Post-training by Nebius Token Factory: The missing layer between MVP and production
December 9, 2025
10 mins to read
Train large open-source models across multi-node clusters, distill them into fast students, enforce structured outputs and deploy instantly to dedicated, zero-retention endpoints.
This is how modern teams turn usage data into better models, without building an ML infra team.
“Post-training with Nebius Token Factory let us match the SWE performance of closed-source giants — in a fully private environment”
Now, let’s look at why post-training has become the critical layer between a minimum viable product and production, and how Nebius Token Factory makes it simple, scalable and practical for real applications.
Since the start of the generative AI wave, application teams have been shipping products on top of base foundation models, without significant optimizations. That made sense in POCs and demos. In the real world, at scale, unit economics and latency matter.
Now, at the end of 2025, the gap between base models and production workloads is widening. Every user interaction generates data that encodes product-specific intelligence — how your users write, search, code or talk. That data is a latent optimization signal, and ignoring it means leaving performance, efficiency and differentiation on the table.

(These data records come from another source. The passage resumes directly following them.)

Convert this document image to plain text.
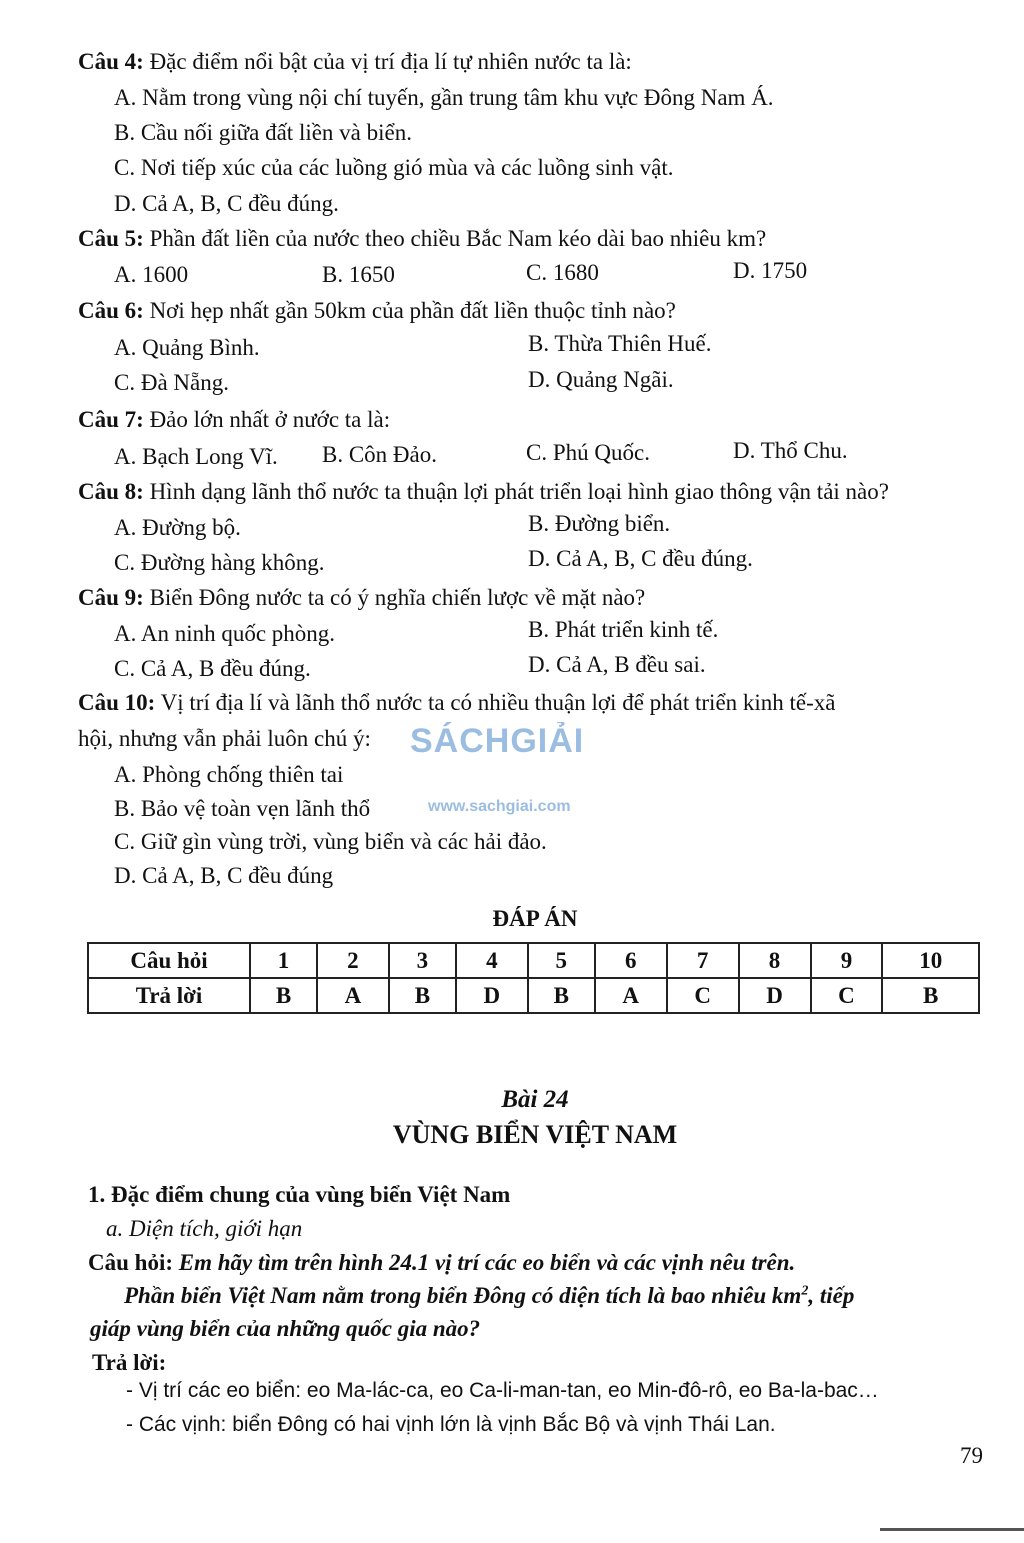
Câu 4: Đặc điểm nổi bật của vị trí địa lí tự nhiên nước ta là:
A. Nằm trong vùng nội chí tuyến, gần trung tâm khu vực Đông Nam Á.
B. Cầu nối giữa đất liền và biển.
C. Nơi tiếp xúc của các luồng gió mùa và các luồng sinh vật.
D. Cả A, B, C đều đúng.
Câu 5: Phần đất liền của nước theo chiều Bắc Nam kéo dài bao nhiêu km?
A. 1600	B. 1650	C. 1680	D. 1750
Câu 6: Nơi hẹp nhất gần 50km của phần đất liền thuộc tỉnh nào?
A. Quảng Bình.	B. Thừa Thiên Huế.
C. Đà Nẵng.	D. Quảng Ngãi.
Câu 7: Đảo lớn nhất ở nước ta là:
A. Bạch Long Vĩ. B. Côn Đảo.	C. Phú Quốc.	D. Thổ Chu.
Câu 8: Hình dạng lãnh thổ nước ta thuận lợi phát triển loại hình giao thông vận tải nào?
A. Đường bộ.	B. Đường biển.
C. Đường hàng không.	D. Cả A, B, C đều đúng.
Câu 9: Biển Đông nước ta có ý nghĩa chiến lược về mặt nào?
A. An ninh quốc phòng.	B. Phát triển kinh tế.
C. Cả A, B đều đúng.	D. Cả A, B đều sai.
Câu 10: Vị trí địa lí và lãnh thổ nước ta có nhiều thuận lợi để phát triển kinh tế-xã
hội, nhưng vẫn phải luôn chú ý:
A. Phòng chống thiên tai
B. Bảo vệ toàn vẹn lãnh thổ
C. Giữ gìn vùng trời, vùng biển và các hải đảo.
D. Cả A, B, C đều đúng
SÁCHGIẢI
www.sachgiai.com
ĐÁP ÁN
Câu hỏi	1	2	3	4	5	6	7	8	9	10
Trả lời	B	A	B	D	B	A	C	D	C	B
Bài 24
VÙNG BIỂN VIỆT NAM
1. Đặc điểm chung của vùng biển Việt Nam
a. Diện tích, giới hạn
Câu hỏi: Em hãy tìm trên hình 24.1 vị trí các eo biển và các vịnh nêu trên.
Phần biển Việt Nam nằm trong biển Đông có diện tích là bao nhiêu $km^2$, tiếp
giáp vùng biển của những quốc gia nào?
Trả lời:
- Vị trí các eo biển: eo Ma-lác-ca, eo Ca-li-man-tan, eo Min-đô-rô, eo Ba-la-bac…
- Các vịnh: biển Đông có hai vịnh lớn là vịnh Bắc Bộ và vịnh Thái Lan.
79
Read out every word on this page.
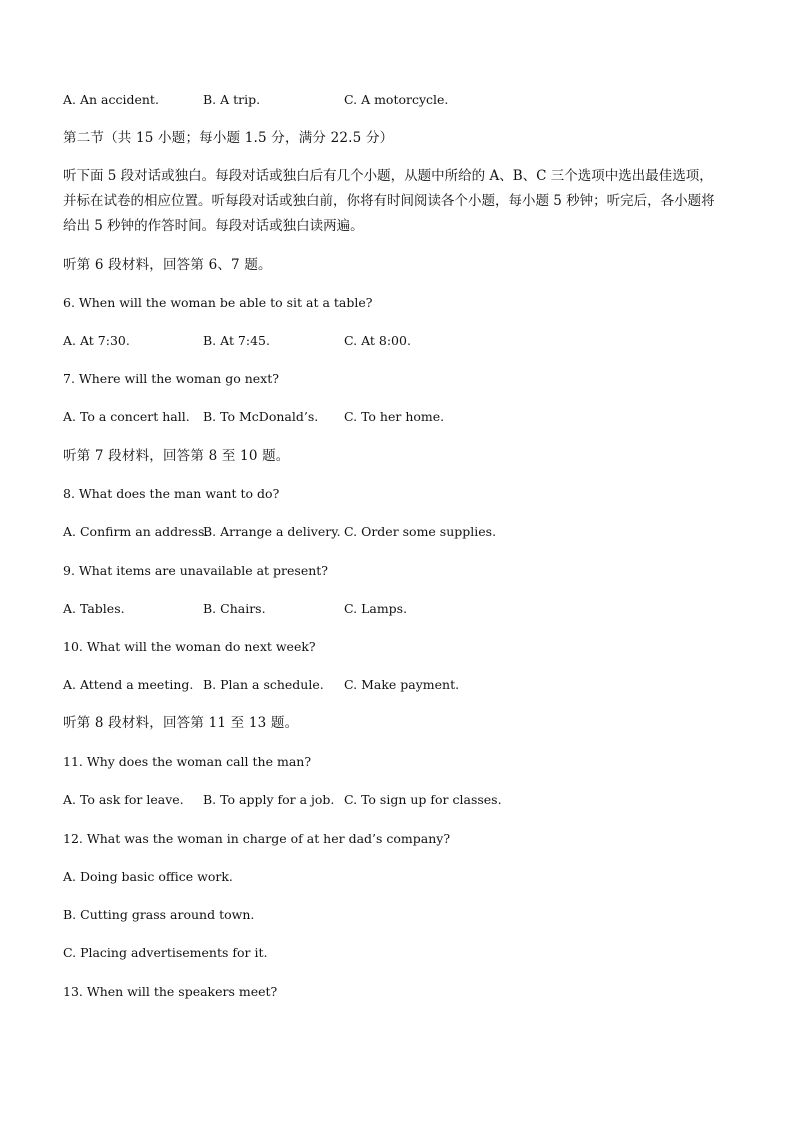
A. An accident.	B. A trip.	C. A motorcycle.
第二节（共 15 小题；每小题 1.5 分，满分 22.5 分）
听下面 5 段对话或独白。每段对话或独白后有几个小题，从题中所给的 A、B、C 三个选项中选出最佳选项，
并标在试卷的相应位置。听每段对话或独白前，你将有时间阅读各个小题，每小题 5 秒钟；听完后，各小题将
给出 5 秒钟的作答时间。每段对话或独白读两遍。
听第 6 段材料，回答第 6、7 题。
6. When will the woman be able to sit at a table?
A. At 7:30.	B. At 7:45.	C. At 8:00.
7. Where will the woman go next?
A. To a concert hall. B. To McDonald’s. C. To her home.
听第 7 段材料，回答第 8 至 10 题。
8. What does the man want to do?
A. Confirm an address.
B. Arrange a delivery. C. Order some supplies.
9. What items are unavailable at present?
A. Tables.	B. Chairs.	C. Lamps.
10. What will the woman do next week?
A. Attend a meeting. B. Plan a schedule. C. Make payment.
听第 8 段材料，回答第 11 至 13 题。
11. Why does the woman call the man?
A. To ask for leave. B. To apply for a job. C. To sign up for classes.
12. What was the woman in charge of at her dad’s company?
A. Doing basic office work.
B. Cutting grass around town.
C. Placing advertisements for it.
13. When will the speakers meet?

We’ve seen this shift firsthand. The most performant GenAI apps today, from code assistants serving 1,000 tokens per second to enterprise copilots, are not powered by off-the-shelf models. They’re powered by post-trained ones: distilled, spec-decoded and quantized to real user behavior. Post-training is becoming an essential deployment step.
The challenge is that post-training isn’t simple. Each technique — LoRA, quantization, RFT, speculative decoding — carries its own orchestration logic, deep domain expertise and hardware quirks. Doing it well used to mean hiring a team of senior ML engineers and running idle GPU clusters.
The post-training roadmap by Nebius Token Factory changes that.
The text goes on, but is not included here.